If I ran my agency like a Grand Design project
I think most of us are familiar with the Channel 4’s hit property programme, ‘Grand Designs’ hosted by Kevin McCloud. It’s quite a compelling watch but when you think about it, the format is pretty static. But it’s this repetitive, winning format that delivers familiarity, and it’s this familiarity that makes it unmissable.
Firstly, the couples that are gutsy enough to share their grand design dream with the nation always seem determined to push boundaries. They have a huge passion and desire to stand out from the crowd. We’ve seen homes that have been built from an old lighthouse perched on a rugged clifftop, restored from a neo-gothic cemetery lodge into a luxury dwelling, created to be a zen-like oasis next to a busy mainline railway, and we’ve seen the construction of an architectural marvel on a floodplain to overcome the power of nature.

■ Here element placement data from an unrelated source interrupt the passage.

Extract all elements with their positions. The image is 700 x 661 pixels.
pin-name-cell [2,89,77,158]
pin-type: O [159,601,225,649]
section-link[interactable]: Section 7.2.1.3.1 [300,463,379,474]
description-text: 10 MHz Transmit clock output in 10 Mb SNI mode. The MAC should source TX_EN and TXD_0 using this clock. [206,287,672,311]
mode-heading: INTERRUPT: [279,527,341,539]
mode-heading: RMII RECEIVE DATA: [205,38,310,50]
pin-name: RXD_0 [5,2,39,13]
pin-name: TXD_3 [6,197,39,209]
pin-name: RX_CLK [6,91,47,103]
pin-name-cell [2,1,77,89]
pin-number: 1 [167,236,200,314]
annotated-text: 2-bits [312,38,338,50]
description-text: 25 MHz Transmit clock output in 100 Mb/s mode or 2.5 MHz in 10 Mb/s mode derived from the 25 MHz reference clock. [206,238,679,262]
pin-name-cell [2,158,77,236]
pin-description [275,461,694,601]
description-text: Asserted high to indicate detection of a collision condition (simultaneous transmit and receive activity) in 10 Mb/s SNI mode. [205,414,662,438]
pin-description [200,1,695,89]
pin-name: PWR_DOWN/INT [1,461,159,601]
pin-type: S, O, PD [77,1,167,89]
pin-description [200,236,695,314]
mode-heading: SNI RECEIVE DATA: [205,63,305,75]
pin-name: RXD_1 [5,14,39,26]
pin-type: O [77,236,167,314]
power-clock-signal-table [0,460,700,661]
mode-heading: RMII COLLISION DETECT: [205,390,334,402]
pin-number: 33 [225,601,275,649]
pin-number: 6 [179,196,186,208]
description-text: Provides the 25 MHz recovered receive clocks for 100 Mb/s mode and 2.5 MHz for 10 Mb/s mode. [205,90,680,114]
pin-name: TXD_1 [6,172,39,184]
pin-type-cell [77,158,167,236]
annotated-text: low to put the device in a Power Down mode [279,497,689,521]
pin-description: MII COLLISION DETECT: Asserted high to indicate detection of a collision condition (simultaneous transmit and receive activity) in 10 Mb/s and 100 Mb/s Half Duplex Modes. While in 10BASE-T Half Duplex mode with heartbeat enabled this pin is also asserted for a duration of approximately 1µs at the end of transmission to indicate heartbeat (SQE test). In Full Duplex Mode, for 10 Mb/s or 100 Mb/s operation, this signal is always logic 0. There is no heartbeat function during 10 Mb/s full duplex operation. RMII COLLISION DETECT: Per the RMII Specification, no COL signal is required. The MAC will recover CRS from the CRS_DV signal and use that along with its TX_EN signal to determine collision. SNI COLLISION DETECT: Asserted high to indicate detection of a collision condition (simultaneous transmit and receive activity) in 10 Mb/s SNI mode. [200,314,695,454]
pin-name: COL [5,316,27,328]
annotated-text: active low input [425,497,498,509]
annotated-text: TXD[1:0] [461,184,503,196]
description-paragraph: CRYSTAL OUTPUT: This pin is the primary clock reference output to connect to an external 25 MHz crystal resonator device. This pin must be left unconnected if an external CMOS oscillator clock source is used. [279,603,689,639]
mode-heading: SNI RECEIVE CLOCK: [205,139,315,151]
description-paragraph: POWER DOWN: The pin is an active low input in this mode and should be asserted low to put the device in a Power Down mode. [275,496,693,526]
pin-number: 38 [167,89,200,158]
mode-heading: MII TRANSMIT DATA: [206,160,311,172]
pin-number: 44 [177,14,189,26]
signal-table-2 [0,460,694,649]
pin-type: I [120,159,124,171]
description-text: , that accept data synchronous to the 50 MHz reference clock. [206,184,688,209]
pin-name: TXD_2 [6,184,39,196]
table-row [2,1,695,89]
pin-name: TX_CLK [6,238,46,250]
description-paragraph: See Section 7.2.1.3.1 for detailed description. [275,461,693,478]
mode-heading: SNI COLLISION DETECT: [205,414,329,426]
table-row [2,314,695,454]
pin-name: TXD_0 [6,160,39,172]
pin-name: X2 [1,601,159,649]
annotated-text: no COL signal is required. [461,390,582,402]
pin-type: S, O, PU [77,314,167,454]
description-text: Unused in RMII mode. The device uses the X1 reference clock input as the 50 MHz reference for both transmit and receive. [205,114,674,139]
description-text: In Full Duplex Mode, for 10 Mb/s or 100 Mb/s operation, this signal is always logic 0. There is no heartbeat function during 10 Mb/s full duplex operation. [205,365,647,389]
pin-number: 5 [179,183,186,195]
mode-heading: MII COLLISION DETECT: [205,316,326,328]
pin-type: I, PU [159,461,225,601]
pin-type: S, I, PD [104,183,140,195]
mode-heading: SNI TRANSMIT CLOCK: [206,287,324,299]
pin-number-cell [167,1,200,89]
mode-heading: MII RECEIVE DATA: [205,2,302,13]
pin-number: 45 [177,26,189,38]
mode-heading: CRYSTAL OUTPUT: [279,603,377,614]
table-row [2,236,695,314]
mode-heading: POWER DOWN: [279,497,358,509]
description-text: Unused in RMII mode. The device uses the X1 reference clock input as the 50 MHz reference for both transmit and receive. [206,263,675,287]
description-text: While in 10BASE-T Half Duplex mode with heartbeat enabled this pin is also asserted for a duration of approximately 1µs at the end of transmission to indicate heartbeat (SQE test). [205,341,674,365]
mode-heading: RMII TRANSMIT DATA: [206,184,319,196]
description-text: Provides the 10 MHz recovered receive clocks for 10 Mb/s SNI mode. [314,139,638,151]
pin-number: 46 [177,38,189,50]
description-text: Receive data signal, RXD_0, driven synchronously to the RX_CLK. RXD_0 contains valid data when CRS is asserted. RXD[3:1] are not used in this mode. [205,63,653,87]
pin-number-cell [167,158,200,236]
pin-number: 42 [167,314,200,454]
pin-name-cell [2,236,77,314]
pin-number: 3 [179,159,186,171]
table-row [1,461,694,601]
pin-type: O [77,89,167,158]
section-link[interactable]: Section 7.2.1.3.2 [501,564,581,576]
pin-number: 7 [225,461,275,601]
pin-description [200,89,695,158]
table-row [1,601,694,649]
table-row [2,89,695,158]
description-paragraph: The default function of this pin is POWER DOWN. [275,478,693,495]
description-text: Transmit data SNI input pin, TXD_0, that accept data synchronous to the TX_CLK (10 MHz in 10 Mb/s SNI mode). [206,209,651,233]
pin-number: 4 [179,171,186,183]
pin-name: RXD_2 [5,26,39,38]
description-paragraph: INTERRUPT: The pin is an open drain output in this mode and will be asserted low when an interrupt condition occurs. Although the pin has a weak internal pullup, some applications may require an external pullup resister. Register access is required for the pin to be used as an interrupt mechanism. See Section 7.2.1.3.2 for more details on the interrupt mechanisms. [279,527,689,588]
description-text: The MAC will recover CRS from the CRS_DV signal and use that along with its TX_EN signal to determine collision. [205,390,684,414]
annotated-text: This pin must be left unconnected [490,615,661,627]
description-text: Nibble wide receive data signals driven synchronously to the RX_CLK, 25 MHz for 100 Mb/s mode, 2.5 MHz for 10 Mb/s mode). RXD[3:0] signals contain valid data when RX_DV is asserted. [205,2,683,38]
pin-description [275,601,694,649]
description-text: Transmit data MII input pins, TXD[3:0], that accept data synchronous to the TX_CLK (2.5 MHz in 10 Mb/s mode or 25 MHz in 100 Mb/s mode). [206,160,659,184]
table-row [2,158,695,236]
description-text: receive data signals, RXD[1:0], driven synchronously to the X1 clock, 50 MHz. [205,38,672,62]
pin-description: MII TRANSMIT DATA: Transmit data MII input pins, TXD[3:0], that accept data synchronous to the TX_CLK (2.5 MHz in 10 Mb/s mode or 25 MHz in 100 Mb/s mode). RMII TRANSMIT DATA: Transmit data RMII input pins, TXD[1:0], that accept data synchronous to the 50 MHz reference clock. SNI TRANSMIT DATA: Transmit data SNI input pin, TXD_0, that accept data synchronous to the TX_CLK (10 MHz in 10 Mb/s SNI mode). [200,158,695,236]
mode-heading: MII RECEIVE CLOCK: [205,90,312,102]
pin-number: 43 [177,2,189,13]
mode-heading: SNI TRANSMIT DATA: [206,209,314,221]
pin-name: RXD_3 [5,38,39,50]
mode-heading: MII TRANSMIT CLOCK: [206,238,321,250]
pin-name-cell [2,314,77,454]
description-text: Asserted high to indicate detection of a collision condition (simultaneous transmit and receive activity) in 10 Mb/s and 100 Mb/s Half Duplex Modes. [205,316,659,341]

And then there are the couples who simply want to do create a dream home that shifts from the norm – just because they can. These designs serve no purpose other than to provide the owners with a sense of achievement. The home that was created purely to look like a huge piece of artwork springs to mind.
Secondly, viewers watch to count the numerous coats and jackets that Kevin shoehorns into every show. If you’ve not noticed, you will now. Every shot showcases the host wrapped up snugly in a different brand. Clearly, there’s some product placement going on - I digress slightly. But again, the show does offer these snippets of familiar entertainment that the top fans will revel in.
However, the most anticipated part of the format, and the part that every viewer sits on the edge of their seat waiting for is the ‘we’ve gone wildly over budget’ and ‘it’s taking months longer than planned’ moments. It’s this element that we come to expect, in fact I think we crave for this scenario. Should a couple meet their budget, or dare I say it go under budget, meet their timescales, or have the sheer cheek to get it done earlier than planned, somehow the viewer feels cheated.
That’s not how a real Grand Design project works!
The design team
There’s also a part of the show where emotions seem to override judgement, and where the couples seem to forget that they have no experience of designing and building a home.
“We actually decided to do the project management bit ourselves.”
Yep, that’s quite a common sentence aired on the show. The couples are also known to ‘have a go’ at being architects too.
This overly enthusiastic approach, combined with zero forward-thinking abilities, has a lot to do with going over budget and being a year late. The result? A family falling out while living in a cramped caravan at the bottom of a building site.
Maybe paying attention to the experts is actually worth it after all?
Can you imagine if a marketing or design agency came in over budget by 30% and took three months extra to get the work done. Would you shrug your shoulders and laugh it off as par for the course? After all, it’s to be expected.
I doubt it. There’d be consequences.
Putting yourself in a position where you refuse to listen to the advice of others, and don’t have the skills to react when a change of direction is needed in quick time, is not an option today when competition is fierce.
Here’s what happens in the real world, well, my world anyway.
A great plan is created through collaboration.
We make sure we understand the purpose of the project.
We establish who will benefit from the project, and how.
We identify what will resonate with customers.
We discover what will excite customers.
We explore how to exceed expectations.
We look at ways to stand out from the crowd in a meaningful way.
A budget will be agreed.
A timescale will be agreed.
The brief, the aspirations of the client, the budget, and the timescale will be completely respected.
We give the project our full attention.
We won’t steal the limelight away from our clients.
Communications will flow.
The plan will be followed, and the outcome will be impactful.
It’s a grand design project, but with less drama! And a lot less wardrobe changes.
Don’t get me wrong I love the Grand Designs show. There are bits that echo what a design agency does, but sometimes there’s a lack of real meaning, there’s a determination to stand out even if the outcome appears completely out of place – usually driven by ego, and obviously there’s a scarcity when it comes to realising the importance placed on money and time.
I’m all for standing out. I’m also committed to not just stand out because something is different, but because it’s something new.